Nine cards. Click any card to reveal the answer. Use the Print flashcards button to lay out the full set as one card per page, ready to print or save as a PDF for offline review.

Q. What is the product rule?

d/dx(f · g) = f' · g + f · g': two terms, a sum. Not the tempting one-term guess f' · g'. A product of two functions has a derivative that is a sum, not a product.

Q. What is the rectangle picture of the product rule?

f · g is the area of a rectangle (width f, height g). Nudging x adds a top strip (f·g'·dx) and a side strip (f'·g·dx), plus a corner block (f'·g'·dx²). Over dx and in the limit, the strips give f·g' + f'·g; the corner vanishes.

Q. Why does the product rule have two terms?

The rectangle grows two independent ways: width moves while height holds (f'·g), and height moves while width holds (f·g'). Two ways to grow, two terms, each letting one factor change while the other rides along.

Q. Why is f'·g' the wrong answer?

It is the corner block, the area from changing both width and height at once. Being the product of two tiny quantities (f'·dx, g'·dx), it is second-order in dx and vanishes in the limit. The wrong guess is exactly the piece that does not survive.

Q. How are the factors paired in each term?

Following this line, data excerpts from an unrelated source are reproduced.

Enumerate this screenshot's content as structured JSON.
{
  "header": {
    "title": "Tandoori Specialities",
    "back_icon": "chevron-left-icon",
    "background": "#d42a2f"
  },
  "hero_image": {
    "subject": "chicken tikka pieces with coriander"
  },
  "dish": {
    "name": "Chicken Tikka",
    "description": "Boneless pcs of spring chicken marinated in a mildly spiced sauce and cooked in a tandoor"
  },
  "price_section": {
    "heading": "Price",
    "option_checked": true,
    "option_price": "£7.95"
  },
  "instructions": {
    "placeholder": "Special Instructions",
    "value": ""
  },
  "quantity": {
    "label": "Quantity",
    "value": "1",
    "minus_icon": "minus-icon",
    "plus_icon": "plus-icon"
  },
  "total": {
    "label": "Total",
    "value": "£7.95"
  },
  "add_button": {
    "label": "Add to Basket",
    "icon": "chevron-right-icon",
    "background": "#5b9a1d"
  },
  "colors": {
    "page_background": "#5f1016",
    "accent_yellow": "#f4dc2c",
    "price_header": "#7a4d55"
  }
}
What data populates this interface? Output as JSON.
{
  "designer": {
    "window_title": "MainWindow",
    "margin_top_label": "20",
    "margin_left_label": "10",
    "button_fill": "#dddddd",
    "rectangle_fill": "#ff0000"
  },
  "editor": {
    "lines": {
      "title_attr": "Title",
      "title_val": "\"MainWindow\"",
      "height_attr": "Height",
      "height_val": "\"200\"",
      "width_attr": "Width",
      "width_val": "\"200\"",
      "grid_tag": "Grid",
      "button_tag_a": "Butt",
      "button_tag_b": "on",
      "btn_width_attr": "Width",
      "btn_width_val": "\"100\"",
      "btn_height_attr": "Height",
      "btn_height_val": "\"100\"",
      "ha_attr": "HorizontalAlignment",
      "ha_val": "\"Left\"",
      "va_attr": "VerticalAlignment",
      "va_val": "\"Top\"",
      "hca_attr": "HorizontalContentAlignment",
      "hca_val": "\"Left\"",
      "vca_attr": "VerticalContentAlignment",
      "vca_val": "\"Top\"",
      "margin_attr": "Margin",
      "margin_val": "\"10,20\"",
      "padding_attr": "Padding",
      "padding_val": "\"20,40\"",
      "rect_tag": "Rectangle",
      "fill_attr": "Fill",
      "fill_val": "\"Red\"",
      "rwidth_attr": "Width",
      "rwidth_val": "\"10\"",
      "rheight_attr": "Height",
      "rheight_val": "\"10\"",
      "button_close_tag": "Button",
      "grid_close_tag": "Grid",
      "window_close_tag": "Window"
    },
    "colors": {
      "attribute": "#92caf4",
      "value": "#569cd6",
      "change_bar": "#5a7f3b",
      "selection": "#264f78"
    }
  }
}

Each term pairs one factor’s derivative with the other factor undifferentiated: f'·g and f·g', never f'·f or g'·g. Side strip = full height g times width’s growth; top strip = full width f times height’s growth.

Q. Differentiate x² · x³ with the product rule, and cross-check.

(2x)(x³) + (x²)(3x²) = 2x⁴ + 3x⁴ = 5x⁴. Cross-check: x²·x³ = x⁵, power-rule derivative 5x⁴. They agree.

Q. Differentiate x · sin(x).

f = x (f' = 1), g = sin x (g' = cos x): 1·sin x + x·cos x = sin x + x cos x. Two terms; the wrong f'·g' guess would give only cos x.

Q. How does the product rule extend to three factors?

d/dx(f·g·h) = f'·g·h + f·g'·h + f·g·h': one term per factor, each differentiating a single factor while the others ride along. The rule counts the ways the product can change one factor at a time.

Q. Where does the product rule show up in machine learning?

Everywhere a product appears: networks multiply weights by activations, attention multiplies learned weights by parameter-dependent values. Backpropagation applies the product rule at each such product, one gradient term per factor, billions of times per run.